[Tech] [Old frost] Delayed socket reads
Matthew Toseland
toad at amphibian.dyndns.org
Wed Aug 8 14:49:59 UTC 2007
----- Anonymous at o9_0DTuZniSf_+oDmRsonByWxsI ----- 2007.06.17 -
13:53:13GMT -----
Sounds like the proposal should be expressed in more formal way, to ensure
that we all do not speak about different things. Maybe comparing it with
current implementation is a good starting point, so the proposed differences
are:
- instead of using a single system UDP socket, each connection should be given
a distinct UDP socket bound to specific remote address. The UDP socket
non-bound to remote is still used to notice new connections (and connections
where peer changed its IP address) - once newly seen address authentificated,
new bound UDP socket created to handle the connection.
Potentially, specific peer might be sending UDP packets from different IP
address, where the address changes not on daily/hourly basis (which is quite
common) but a remote NAT assigns a random address from a pool of alloted
addresses for [virtually] every packet. I havn't seen so badly broken
internet connections yet; most likely such node would prefer using TCP or
HTTP over any UDP based transport solution anyway.

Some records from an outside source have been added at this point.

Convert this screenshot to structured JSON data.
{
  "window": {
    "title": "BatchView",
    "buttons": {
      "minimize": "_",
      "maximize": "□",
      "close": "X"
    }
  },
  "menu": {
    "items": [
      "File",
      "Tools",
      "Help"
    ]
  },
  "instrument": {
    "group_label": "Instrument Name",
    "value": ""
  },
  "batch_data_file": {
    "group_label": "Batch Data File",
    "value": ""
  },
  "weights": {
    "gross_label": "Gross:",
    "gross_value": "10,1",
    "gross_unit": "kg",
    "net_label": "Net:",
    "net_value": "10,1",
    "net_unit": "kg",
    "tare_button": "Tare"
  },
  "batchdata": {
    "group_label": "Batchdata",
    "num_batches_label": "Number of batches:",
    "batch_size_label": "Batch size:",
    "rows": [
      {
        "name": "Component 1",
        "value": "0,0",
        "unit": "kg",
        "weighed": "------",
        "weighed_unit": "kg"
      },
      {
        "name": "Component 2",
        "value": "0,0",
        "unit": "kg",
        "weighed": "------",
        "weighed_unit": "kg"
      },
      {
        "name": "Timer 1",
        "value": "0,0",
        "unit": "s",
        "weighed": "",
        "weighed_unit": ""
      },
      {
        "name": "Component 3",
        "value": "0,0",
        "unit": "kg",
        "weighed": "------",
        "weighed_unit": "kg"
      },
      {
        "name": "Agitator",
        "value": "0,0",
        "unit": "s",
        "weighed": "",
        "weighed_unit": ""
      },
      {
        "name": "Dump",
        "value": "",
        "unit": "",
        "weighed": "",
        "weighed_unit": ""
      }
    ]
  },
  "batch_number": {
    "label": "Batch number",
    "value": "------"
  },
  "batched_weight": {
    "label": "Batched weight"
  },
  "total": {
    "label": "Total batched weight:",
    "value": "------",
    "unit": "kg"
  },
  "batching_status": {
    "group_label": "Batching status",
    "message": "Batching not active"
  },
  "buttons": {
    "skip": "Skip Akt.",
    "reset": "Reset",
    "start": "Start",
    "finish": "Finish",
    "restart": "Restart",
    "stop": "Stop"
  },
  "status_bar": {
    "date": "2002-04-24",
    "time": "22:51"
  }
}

The unbound UDP socket is given low weight as far as bandwidth sharing
algoritm goes.
- Aside the unbound UDP socket, the per-connection UDP sockets are given equal
bandwith sharing weight (with unused bandwidth somehow (not neccessarily
evenly) distributed among peers that could handle more traffic). Each
peer/socket is handled by a separate thread, and so different peers do never
block each other on network I/O.
Other words, every peer is guaranteed to get at least 1/(P+1) share of
incoming bandwidth - never long delays of no read which might lead to
oscillations (which, as mroger pointed out, could be fought with very
inertious averages, but no need to provoking them also). But as all the
momentarily unused bandwidth is made available for other peers/sockets, the
token bucket is very small, and most likely should be not higher than zero
(using the following semantics: upon request processing the bucket size
becomes negative, and next read from the socket might occur only when the
buckets gets refilled back to zero level at which point the continuous
background refilling stops).
Using NIO the extra threads could be avoided, but it is not really needed
seeing that a node is dicouraged having more than a dozen connected peers
anyway.
The threads will of course be synchronizing on local tokens/bucket handling -
which is expected to be within a microsecond, and tasks like db access -
which is very good as it keeps node from spiralling down due to CPU/disk
performance starvation. Simple implementation would also limit each peer up
to one simultaneous db access - and that is good, as that throttles the peers
that abuse our disk resources (by flooding requests with htl=1 for example).
- the current I/O bandwidth liability limiting mechanism is not deprecated at
all; as toad pointed out multiply times, it is essential for handling tiny
requests that tend to result in large responses often enough.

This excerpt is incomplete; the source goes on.